Riding sees none of this, and his facts, though often accurate in themselves, are turned to the service of surprisingly ignorant rhetoric, in a truly masterful demonstration of the art of telling the truth in order to deceive. This is very unfortunate, as the book is the most widely-distributed and intellectually accessible general reference in English on Mexico.

The Caste War of Yucatan

By Nelson Reed

Gripping true history of the Maya resistance

The modern history of the North American continent began here in Quintana Roo, the site of the first Spanish landing on the mainland. The story of Quintana Roo is the story of Mexico in miniature. Nelson Reed's book is by far the most authoritative history of Quintana Roo ever published in English. Although closely focused on the Maya rebellion that began in 1847 and continued well into the 20th Century, The Caste War of Yucatan presents a sensitive, accurate and comprehensive picture of the entire history of the Yucatan Peninsula, with many important insights into the history of Mexico as well. Published by the Stanford University Press and not always easily available in book stores, it is well worth special-ordering. Meticulously researched but written in a gripping narrative style that reads like a popular novel, this book is entertaining, horrifying, sad and always profoundly fascinating. Very highly recommended.

Order this book: Caste War of Yucatan

Mexico: The Struggle for Modernity

By Charles D. Cumberland

Uniquely fair scholarly appraisal of Revolution

Published in the late '60s by Oxford University Press and now out of print, Mexico: The Struggle for Modernity is unique in the fundamental fairness of its portrait of the Mexican Revolution and the accomplishments of the ruling party in transforming the country. Among English-speaking experts, Cumberland was almost alone in correctly assessing the positive trends that followed the consolidation of power in the post-revolutionary period. His description of the conditions that caused the Revolution in the first place is filled with dramatic facts and statistics rarely cited elsewhere: In 1893, 800 of every thousand live-born children died before reaching the age of one. In 1910, average national life expectancy was 30.

His brief account of the seizure of the petroleum industry in 1938 by President Lazaro Cardenas is the single best analysis of the issues I have ever read. The foreign-owned oil companies simply refused to accept the legal authority of the Mexican government to regulate their finances, production practices and labor relations, among other issues. Despite all efforts to achieve a peaceful solution, they finally gave Cardenas no alternative but to seize the industry in order to assert Mexican sovereignty. Much of Mexico's image problem has its roots in the anti-Mexican campaign undertaken by the oil companies in order to create a hostile climate of opinion in which the United States would intervene to reverse the expropriation.

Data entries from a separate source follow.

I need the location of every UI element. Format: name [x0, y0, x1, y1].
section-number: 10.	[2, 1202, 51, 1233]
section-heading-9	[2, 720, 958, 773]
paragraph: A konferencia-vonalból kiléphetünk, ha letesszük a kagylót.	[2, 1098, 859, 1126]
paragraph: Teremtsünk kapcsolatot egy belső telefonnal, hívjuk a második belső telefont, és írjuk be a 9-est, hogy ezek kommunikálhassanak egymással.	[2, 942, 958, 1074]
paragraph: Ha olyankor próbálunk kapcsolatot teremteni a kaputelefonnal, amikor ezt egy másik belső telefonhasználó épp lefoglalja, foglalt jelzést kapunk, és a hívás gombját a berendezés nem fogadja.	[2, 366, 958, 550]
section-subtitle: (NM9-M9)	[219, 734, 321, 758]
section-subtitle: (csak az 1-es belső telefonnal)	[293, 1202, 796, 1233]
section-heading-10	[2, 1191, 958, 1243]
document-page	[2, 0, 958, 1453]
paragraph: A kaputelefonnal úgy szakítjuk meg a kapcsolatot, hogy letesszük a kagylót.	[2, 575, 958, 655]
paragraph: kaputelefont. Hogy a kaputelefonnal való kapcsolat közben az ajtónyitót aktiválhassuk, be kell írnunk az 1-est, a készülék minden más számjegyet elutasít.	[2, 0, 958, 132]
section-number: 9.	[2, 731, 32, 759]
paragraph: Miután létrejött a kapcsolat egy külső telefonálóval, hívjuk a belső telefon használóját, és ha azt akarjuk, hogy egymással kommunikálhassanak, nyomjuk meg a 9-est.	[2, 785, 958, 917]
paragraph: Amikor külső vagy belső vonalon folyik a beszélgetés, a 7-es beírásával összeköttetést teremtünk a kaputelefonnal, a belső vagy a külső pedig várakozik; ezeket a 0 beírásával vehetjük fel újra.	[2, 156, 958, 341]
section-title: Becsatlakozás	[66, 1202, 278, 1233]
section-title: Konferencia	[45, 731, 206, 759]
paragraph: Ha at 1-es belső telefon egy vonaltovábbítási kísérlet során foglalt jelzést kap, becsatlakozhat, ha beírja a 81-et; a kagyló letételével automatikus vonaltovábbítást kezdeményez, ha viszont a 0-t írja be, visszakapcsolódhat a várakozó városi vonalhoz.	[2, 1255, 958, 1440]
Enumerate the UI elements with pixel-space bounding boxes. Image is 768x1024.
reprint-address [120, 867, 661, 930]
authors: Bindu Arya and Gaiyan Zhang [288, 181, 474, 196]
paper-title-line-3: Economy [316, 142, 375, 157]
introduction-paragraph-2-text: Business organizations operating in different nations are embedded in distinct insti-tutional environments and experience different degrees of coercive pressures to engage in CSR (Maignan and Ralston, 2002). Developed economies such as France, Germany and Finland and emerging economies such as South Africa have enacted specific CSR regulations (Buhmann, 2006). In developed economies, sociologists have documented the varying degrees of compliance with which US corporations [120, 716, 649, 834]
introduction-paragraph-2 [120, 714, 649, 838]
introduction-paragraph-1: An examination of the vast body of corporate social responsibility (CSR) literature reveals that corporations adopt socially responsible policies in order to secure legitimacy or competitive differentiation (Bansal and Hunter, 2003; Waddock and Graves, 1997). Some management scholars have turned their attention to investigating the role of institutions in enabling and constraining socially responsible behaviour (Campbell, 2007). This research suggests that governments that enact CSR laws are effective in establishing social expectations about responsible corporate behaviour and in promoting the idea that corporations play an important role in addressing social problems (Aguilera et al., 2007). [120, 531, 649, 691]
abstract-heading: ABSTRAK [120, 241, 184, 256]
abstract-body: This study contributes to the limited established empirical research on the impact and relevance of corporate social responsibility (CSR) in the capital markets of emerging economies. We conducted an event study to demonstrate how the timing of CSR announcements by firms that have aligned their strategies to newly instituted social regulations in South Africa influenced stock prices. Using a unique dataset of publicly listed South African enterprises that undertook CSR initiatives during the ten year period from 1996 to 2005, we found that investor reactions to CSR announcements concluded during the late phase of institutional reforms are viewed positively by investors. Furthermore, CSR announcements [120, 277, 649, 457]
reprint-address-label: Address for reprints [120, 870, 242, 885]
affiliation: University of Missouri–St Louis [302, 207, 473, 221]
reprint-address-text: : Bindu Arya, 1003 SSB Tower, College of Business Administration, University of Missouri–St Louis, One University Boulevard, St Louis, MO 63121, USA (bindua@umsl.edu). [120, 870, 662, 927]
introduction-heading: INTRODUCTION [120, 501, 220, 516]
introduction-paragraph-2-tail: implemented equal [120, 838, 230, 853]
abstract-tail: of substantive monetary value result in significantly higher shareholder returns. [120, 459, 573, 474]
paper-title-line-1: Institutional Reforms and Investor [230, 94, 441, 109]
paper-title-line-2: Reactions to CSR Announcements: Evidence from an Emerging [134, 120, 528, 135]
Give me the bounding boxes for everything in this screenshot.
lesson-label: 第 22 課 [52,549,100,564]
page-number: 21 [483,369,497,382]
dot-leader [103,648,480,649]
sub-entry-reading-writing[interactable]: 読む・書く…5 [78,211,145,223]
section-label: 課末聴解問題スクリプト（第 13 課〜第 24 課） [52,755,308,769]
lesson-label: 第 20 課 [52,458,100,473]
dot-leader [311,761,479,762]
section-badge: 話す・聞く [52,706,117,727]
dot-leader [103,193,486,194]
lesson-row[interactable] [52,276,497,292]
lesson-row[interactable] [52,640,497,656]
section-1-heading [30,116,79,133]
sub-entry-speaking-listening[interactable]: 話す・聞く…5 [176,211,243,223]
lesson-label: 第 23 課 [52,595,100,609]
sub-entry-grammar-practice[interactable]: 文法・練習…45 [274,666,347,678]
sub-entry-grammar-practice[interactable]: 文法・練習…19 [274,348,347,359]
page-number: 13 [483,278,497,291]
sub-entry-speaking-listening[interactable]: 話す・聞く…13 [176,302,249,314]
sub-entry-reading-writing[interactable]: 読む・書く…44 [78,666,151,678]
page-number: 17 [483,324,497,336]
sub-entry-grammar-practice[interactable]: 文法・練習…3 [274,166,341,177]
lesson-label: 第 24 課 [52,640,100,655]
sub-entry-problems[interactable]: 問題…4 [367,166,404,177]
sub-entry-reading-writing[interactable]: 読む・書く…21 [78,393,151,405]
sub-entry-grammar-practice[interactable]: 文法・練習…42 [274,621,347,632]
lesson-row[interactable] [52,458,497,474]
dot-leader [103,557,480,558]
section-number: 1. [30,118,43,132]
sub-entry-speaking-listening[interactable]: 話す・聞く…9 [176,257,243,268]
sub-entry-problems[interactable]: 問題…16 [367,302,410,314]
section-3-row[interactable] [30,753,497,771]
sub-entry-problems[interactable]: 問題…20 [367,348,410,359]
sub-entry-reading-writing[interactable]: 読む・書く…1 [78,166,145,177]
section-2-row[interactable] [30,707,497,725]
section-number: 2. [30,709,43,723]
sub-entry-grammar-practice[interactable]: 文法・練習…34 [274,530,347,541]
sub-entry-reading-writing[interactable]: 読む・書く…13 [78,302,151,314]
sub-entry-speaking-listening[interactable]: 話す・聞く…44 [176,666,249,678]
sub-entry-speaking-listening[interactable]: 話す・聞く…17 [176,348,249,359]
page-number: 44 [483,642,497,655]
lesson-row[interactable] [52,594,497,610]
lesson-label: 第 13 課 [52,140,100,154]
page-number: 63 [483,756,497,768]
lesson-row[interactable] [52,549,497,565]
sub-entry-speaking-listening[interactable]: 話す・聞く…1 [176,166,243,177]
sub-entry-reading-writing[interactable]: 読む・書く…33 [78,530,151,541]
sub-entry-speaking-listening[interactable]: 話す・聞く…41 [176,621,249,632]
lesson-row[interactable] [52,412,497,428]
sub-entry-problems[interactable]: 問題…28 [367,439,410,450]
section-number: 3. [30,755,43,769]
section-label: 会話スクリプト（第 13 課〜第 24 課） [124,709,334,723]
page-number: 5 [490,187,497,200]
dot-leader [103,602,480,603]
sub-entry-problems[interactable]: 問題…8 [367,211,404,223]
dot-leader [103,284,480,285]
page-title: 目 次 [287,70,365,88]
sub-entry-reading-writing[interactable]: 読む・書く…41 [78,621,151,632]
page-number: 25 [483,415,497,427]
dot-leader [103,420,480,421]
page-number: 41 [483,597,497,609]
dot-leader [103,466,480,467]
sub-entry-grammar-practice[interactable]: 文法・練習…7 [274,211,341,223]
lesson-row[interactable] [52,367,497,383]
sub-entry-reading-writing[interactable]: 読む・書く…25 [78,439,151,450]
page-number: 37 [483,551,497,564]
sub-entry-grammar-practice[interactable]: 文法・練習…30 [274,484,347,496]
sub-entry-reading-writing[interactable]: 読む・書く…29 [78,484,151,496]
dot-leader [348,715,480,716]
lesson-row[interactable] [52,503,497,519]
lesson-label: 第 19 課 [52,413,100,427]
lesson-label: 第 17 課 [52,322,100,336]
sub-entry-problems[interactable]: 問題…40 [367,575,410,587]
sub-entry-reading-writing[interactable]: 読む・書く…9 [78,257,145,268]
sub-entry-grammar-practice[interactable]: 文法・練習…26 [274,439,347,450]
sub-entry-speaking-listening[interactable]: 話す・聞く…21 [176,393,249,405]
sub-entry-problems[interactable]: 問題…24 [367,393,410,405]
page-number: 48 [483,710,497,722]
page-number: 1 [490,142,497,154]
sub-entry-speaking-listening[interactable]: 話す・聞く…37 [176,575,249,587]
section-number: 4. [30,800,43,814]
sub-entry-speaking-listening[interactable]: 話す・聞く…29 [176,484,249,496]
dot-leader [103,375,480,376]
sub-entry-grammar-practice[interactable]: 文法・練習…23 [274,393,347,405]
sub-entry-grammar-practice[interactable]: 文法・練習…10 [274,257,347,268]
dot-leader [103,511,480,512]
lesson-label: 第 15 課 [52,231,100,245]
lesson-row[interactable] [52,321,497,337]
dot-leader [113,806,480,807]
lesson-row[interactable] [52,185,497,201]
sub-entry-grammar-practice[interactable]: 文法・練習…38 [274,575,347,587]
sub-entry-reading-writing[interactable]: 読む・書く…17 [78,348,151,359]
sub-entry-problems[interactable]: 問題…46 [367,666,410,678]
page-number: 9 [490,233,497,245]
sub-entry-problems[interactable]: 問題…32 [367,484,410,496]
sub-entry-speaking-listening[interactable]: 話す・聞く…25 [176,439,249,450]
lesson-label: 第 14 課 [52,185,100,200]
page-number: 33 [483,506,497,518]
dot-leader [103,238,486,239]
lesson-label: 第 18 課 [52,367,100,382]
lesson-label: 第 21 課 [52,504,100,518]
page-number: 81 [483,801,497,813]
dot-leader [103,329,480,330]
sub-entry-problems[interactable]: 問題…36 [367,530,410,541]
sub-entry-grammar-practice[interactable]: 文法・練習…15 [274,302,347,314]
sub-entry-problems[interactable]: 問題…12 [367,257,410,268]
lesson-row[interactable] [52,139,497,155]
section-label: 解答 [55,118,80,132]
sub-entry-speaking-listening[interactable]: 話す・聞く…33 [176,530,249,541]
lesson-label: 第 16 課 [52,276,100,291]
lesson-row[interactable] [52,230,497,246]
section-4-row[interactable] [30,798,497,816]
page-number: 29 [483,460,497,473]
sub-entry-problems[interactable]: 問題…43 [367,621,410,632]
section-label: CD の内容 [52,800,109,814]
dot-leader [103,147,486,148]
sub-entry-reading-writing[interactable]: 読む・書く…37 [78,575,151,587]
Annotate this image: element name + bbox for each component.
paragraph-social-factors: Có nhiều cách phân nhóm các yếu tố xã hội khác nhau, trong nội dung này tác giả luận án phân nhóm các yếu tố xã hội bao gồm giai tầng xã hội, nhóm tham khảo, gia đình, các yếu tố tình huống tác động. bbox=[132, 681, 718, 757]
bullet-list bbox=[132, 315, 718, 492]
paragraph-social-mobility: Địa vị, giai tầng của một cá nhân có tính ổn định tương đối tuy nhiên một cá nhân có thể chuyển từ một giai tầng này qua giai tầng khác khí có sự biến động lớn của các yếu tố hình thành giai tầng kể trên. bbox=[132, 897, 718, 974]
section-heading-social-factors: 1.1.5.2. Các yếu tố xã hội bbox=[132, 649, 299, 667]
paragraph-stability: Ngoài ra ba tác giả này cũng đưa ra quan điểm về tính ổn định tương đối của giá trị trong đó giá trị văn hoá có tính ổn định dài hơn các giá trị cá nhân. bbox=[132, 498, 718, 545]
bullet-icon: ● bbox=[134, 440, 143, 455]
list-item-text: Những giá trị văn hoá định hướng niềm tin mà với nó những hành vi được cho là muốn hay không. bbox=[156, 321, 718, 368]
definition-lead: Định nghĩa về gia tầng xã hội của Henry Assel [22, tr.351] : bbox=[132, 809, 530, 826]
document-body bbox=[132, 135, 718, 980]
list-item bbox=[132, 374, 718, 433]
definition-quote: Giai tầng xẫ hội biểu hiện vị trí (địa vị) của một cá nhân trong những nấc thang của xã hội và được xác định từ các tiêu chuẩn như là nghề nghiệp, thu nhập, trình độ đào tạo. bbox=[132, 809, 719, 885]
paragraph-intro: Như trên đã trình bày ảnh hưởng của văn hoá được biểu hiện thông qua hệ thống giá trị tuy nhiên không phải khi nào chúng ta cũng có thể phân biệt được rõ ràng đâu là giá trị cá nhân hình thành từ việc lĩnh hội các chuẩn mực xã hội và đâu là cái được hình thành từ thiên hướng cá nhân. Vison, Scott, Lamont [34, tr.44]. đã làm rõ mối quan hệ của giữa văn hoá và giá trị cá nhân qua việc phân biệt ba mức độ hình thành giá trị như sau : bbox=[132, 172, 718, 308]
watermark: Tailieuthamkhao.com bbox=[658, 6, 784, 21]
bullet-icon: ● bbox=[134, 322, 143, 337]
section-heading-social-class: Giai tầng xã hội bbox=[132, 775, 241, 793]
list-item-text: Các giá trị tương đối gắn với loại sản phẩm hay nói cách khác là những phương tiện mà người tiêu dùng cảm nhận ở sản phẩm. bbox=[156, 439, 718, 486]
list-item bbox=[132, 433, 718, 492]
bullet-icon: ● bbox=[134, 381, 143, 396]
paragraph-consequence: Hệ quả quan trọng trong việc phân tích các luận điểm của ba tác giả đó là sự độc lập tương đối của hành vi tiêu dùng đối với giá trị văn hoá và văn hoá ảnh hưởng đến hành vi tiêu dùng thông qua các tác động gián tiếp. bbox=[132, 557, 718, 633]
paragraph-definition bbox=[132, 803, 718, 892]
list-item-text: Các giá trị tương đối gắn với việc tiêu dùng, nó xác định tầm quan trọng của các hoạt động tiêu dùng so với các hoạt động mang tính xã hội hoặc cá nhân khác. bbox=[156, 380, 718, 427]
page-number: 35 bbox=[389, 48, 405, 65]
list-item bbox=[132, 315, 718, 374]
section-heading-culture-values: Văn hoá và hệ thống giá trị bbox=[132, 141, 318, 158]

This might have actually taken place except for the outbreak of World War II and the more pressing priority of assuring Mexico's full cooperation against the Nazis.

Accurate data

Cumberland's review of Mexico's post-World War II progress is especially interesting for its accurate data on highly politicized programs such as the universally denounced land reforms. Many seized properties were put in the hands of ejidos (government-sponsored cooperatives based on traditional, pre-Conquest, indigenous forms of communal and collective land tenure).

Although difficult to find, this book is the single most objective short history of Mexico in English, and one of the few works that presents a view substantially different from the standard Third World cliché. It is absolutely necessary reading for anyone with a serious interest in Mexican economics.